Original Publication

Oedipus

Oldcastle, The Gallery Press, 2005

Length/Form The two Sophoclean plays form two acts in this reworking. The play keeps to an informal rhyme scheme but is, for the most part, composed in rhyming couplets. The chorus lines are shorter in length and form stanzas

Allusion to Classical figure Oedipus, Jocasta, Creon, Ismene, Tiresias, Antigone, Theseus, Chorus of Citizens, etc.

Allusion to classical place Thebes

Relationship to Classical text Mahon notes in the Introduction that, since he has no knowledge of Greek, he is indebted to various literal translations of Sophocles.
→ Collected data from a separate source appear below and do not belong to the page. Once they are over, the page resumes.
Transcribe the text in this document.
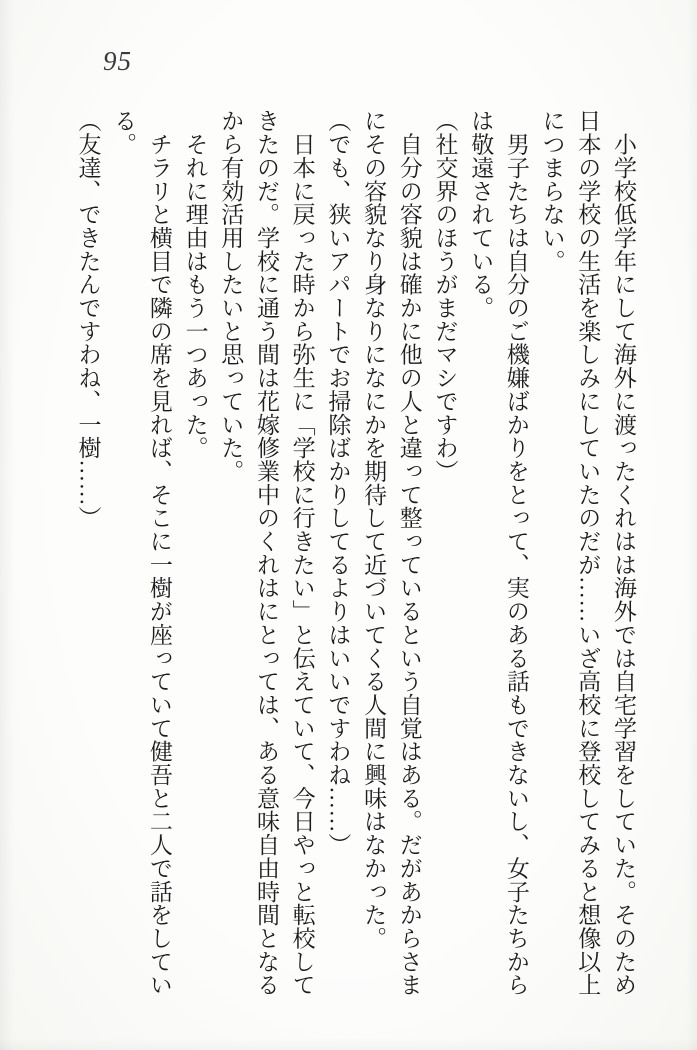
95
　小学校低学年にして海外に渡ったくれはは海外では自宅学習をしていた。そのため
日本の学校の生活を楽しみにしていたのだが……いざ高校に登校してみると想像以上
につまらない。
　男子たちは自分のご機嫌ばかりをとって、実のある話もできないし、女子たちから
は敬遠されている。
（社交界のほうがまだマシですわ）
　自分の容貌は確かに他の人と違って整っているという自覚はある。だがあからさま
にその容貌なり身なりになにかを期待して近づいてくる人間に興味はなかった。
（でも、狭いアパートでお掃除ばかりしてるよりはいいですわね……）
　日本に戻った時から弥生に「学校に行きたい」と伝えていて、今日やっと転校して
きたのだ。学校に通う間は花嫁修業中のくれはにとっては、ある意味自由時間となる
から有効活用したいと思っていた。
　それに理由はもう一つあった。
　チラリと横目で隣の席を見れば、そこに一樹が座っていて健吾と二人で話をしてい
る。
（友達、できたんですわね、一樹……）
In order to combine two plays into one, he makes significant elisions and also diverges from the source text in bringing Ismene to the fore and giving more positive emphasis to her character, whilst Polyneices is left out altogether.

Close translation of words/phrases/excerpts The play is closely based on the text of Sophocles’ King Oedipus and Oedipus at Colonus

Classical/post-Classical intertexts In the Introduction Mahon lists a string of artists inspired by Sophocles’ Theban plays, including Seneca, Shakespeare, Webster, Racine, Yeats, Stravinsky, Cocteau, Pasolini, Becket and his own contemporary, Seamus Heaney, to whom the play is dedicated and whose own version of Antigone, The Burial at Thebes, was performed and published in 2004 (London: Faber & Faber). There is a subtle reference to the title of Aeschylus’ Seven Against Thebes on p.56.